The Conway-Kochen Free Will Theorem#
In 2006, John Conway and Simon Kochen proved a result with a deliberately provocative name: ‘The Free Will Theorem’. Granting a few uncontroversial assumptions, they showed that if humans have free will, so do elementary particles. Here’s what I learned with the help of Claude AI.
What It Says#
Two scientists, far apart, each measure one half of a pair of entangled particles whose properties were linked at the moment of creation. Each measurement returns a 0 or 1. Where do the numbers come from? A natural guess is that the answer was already there, baked into the particle’s history. This is commonly referred to as a hidden variable. The Free Will Theorem says this can’t be the case. If the scientists are free to choose what to measure, the particles can’t have any hidden variables either. Their argument rests on three axioms. When you measure a spin-1 particle’s squared spin along three perpendicular directions, you always get two 1s and one 0 in some order. Second, two entangled particles measured along the same direction give the same answer. Third, no information travels faster than light.
The Proof#
Suppose the particle’s response is a hidden variable of past information plus the scientist’s chosen direction. By the second claim, both entangled particles use the same function. By the third, neither function can depend on what the other scientist chose, since no signal would arrive in time. So each particle’s response is determined by its own scientist’s choice alone. This means there must be a way to preassign a 0 or 1 to every direction in space, with any three perpendicular directions getting the values 1, 1, 0. The Kochen-Specker theorem from 1967 says no such assignment exists. Picture trying to color every direction either black or white, with the rule that any three mutually perpendicular directions get two whites and one black. The directions aren’t independent. Picking one constrains many others, and 33 directions are enough to force a contradiction. So the hidden function can’t exist.

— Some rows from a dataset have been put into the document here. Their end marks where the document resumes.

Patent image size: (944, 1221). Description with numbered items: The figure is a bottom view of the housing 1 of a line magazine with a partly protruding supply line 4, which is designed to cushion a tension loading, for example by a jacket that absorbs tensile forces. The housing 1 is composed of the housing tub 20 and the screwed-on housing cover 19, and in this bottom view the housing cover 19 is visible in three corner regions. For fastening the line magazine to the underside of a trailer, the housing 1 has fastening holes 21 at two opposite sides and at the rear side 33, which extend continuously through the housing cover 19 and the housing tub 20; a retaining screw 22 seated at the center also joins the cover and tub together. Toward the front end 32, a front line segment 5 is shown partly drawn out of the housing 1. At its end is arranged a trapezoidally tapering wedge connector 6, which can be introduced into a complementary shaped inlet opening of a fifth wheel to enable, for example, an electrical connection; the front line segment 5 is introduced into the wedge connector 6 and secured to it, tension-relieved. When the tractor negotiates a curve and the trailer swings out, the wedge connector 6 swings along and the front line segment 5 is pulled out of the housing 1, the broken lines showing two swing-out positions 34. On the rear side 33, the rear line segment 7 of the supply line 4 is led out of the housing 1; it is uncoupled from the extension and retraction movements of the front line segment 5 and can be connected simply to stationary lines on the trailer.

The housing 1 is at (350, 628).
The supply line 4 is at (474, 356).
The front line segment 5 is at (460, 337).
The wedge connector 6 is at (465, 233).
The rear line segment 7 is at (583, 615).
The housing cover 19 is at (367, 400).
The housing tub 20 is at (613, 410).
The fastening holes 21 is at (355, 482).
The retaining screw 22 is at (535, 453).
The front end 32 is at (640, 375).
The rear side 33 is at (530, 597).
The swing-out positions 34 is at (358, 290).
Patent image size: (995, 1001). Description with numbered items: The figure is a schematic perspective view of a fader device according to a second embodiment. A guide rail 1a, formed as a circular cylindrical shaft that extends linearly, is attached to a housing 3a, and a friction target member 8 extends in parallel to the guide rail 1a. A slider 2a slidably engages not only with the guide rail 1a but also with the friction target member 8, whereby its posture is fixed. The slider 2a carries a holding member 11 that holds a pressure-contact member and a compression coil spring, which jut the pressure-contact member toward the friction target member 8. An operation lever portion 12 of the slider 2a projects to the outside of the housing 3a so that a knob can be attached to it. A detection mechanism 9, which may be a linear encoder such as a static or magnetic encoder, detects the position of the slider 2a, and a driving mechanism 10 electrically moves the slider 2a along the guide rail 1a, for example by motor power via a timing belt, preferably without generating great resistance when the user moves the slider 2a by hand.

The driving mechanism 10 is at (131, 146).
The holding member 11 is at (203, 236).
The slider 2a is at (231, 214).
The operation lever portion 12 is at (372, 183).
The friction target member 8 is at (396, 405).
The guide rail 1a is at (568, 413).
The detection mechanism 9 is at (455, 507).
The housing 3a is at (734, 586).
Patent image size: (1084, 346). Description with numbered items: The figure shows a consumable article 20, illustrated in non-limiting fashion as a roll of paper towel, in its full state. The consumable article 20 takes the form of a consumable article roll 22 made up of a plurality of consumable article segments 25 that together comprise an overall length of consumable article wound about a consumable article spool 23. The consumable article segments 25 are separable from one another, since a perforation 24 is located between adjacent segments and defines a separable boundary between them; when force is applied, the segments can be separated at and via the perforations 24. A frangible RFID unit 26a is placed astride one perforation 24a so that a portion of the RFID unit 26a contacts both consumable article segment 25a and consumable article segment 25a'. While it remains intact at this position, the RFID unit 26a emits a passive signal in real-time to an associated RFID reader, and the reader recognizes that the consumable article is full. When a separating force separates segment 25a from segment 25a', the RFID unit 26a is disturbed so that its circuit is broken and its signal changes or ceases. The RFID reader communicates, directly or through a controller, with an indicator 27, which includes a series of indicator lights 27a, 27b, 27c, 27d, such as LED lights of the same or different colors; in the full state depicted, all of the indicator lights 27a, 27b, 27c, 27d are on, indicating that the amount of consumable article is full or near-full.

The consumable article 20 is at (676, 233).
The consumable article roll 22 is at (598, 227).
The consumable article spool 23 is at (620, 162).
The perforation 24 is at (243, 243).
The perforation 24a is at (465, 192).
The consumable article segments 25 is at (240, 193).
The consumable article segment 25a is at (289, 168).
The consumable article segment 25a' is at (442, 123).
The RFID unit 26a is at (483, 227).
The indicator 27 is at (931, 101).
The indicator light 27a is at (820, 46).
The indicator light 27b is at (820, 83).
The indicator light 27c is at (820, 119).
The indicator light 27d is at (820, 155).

The theorem ultimately proves a conditional: if humans have free will, then particles do. Conway argued the antecedent on three inductive grounds. Science presupposes free will, since there’s no coherent way to do experiments without choosing them. Free will is irreducible, since you can’t define it without smuggling it back in. And there’s been no positive evidence for determinism since quantum mechanics arrived. The older physics that looked deterministic (Newtonian mechanics, general relativity, statistical entropy) doesn’t actually pick a direction of time. Accept all of this and the theorem closes the loop. We have free will, so do the particles.
The Rebuttal#
In 2010, Sheldon Goldstein, Daniel Tausk, Roderich Tumulka, and Nino Zanghì argued in the same journal that the popular reading overstates what the theorem shows. Their proof only rules out deterministic hidden variables. Conway and Kochen tried to extend it to random ones with the slogan “randomness can’t help,” arguing you could convert any random model into a deterministic one by pre-rolling all the dice. The critics point out that this conversion breaks the third assumption. The pre-rolled dice end up depending on both scientists’ choices, which the original random model avoided. There are explicit random theories that satisfy all three assumptions, including the simplest one of all: just use quantum mechanics’ own predictions, with no hidden variables. The bigger problem is that the deterministic version isn’t really new. Bell’s 1964 theorem already showed that no local deterministic hidden variable theory can reproduce quantum predictions. For deterministic models, the third assumption (no faster-than-light influence on outcomes) is essentially Bell’s locality condition. So the deterministic core of the Free Will Theorem is a special case of Bell’s theorem. The earlier result already did the work. Quantum mechanics rules out a deterministic universe of a certain kind, but Bell already knew that. The Free Will Theorem doesn’t show that randomness can’t account for what we see. The headline “particles have free will” only sticks on a non-standard reading of the third assumption, one that treats random outcomes as if they were deterministic.
Conway’s inductive arguments for free will stand on their own, but the theorem isn’t doing the work the framing suggests. The universe at small scales is not deterministic, and Bell taught us that. Whether to call that free will is mostly a question about semantics.